Rise Of The PDF Exploits

September 22nd, 2008

The Portable Document Format (PDF) is one of the file formats of choice commonly used in today’s enterprises, since it’s widely deployed across different operating systems. But on a down-side this format has also known vulnerabilites which are exploited in the wild. Secure Computing’s Anti-Malware Research Labs spotted a new and yet unknown exploit toolkit which exclusively targets Adobe’s PDF format. This toolkit is dubbed the “PDF Xploit Pack” - here’s a login screen from one of its installations:

This new toolkit targets only PDFs, no other exploits are used to leverage vulnerabilities. Typical functions like caching the already infected users are deployed by this toolkit on the sever-side. Whenever a malicious PDF exploit is successfully delivered, the victim’s IP address is remembered for a certain period of time. During this “ban time” the exploit is not delivered to that IP again, which is another burden for incident handling.
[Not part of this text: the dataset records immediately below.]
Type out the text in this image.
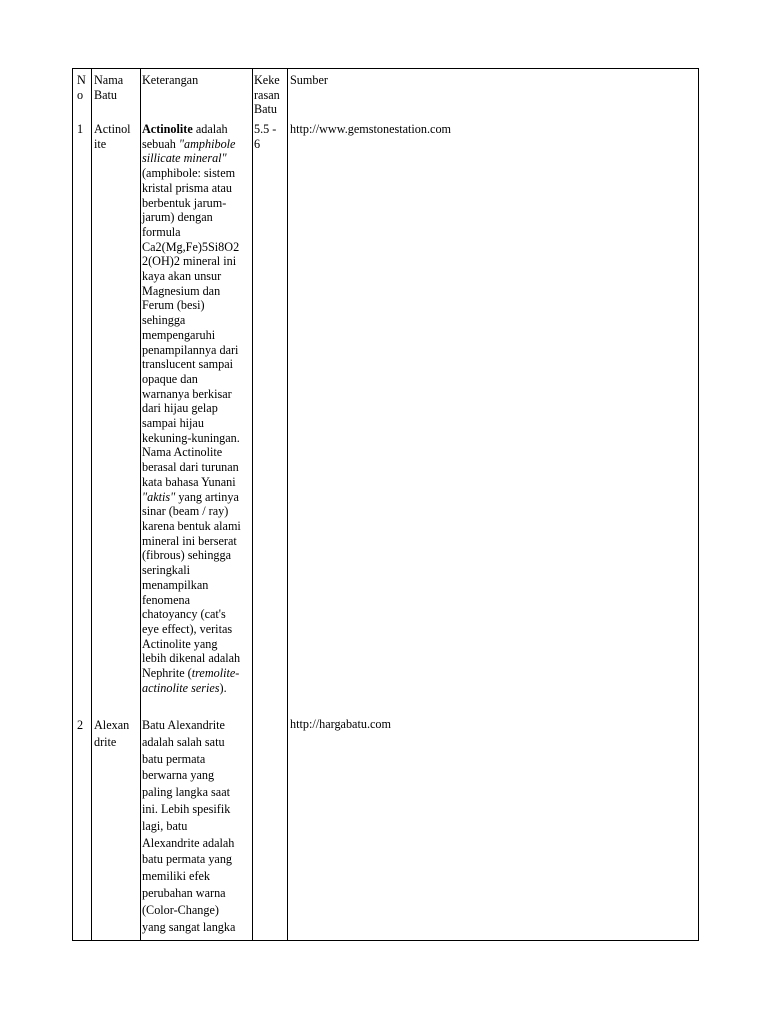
N
o
Nama
Batu
Keterangan	Keke
rasan
Batu
Sumber
1 Actinol
ite
Actinolite adalah
sebuah "amphibole
sillicate mineral"
(amphibole: sistem
kristal prisma atau
berbentuk jarum-
jarum) dengan
formula
Ca2(Mg,Fe)5Si8O2
2(OH)2 mineral ini
kaya akan unsur
Magnesium dan
Ferum (besi)
sehingga
mempengaruhi
penampilannya dari
translucent sampai
opaque dan
warnanya berkisar
dari hijau gelap
sampai hijau
kekuning-kuningan.
Nama Actinolite
berasal dari turunan
kata bahasa Yunani
"aktis" yang artinya
sinar (beam / ray)
karena bentuk alami
mineral ini berserat
(fibrous) sehingga
seringkali
menampilkan
fenomena
chatoyancy (cat's
eye effect), veritas
Actinolite yang
lebih dikenal adalah
Nephrite (tremolite-
actinolite series).
5.5 -
6
http://www.gemstonestation.com
2 Alexan
drite
Batu Alexandrite
adalah salah satu
batu permata
berwarna yang
paling langka saat
ini. Lebih spesifik
lagi, batu
Alexandrite adalah
batu permata yang
memiliki efek
perubahan warna
(Color-Change)
yang sangat langka
http://hargabatu.com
Other existing toolkits have also been enhanced with PDF exploits lately. For example we spotted the “El Fiesta” toolkit to have also added exploits for the Portable Document Format.

Malware spreaders have put this kind of exploits to their arsenal of malicious weapons for a longer time already. The “Tibs” group of malware, for example, is known for planting malicious IFRAMEs onto infected legitimate web sites and having them refer back to their exploit servers. Dissecting the shellcode shows that the payload of the exploits tries to load more malware and the different number per exploit appears to be a kind of affilation ID to keep some statistics and track their different malware campaigns.

Secure Anti-Malware customers are protected since such PDF exploits are blocked proactively as “Script.Shellcode.Gen”. And don’t forget to not only patch the latested operating system and browser vulnerabilities, but also keep an eye on third-party browser plugins like Adobe Reader, Flash Player and QuickTime.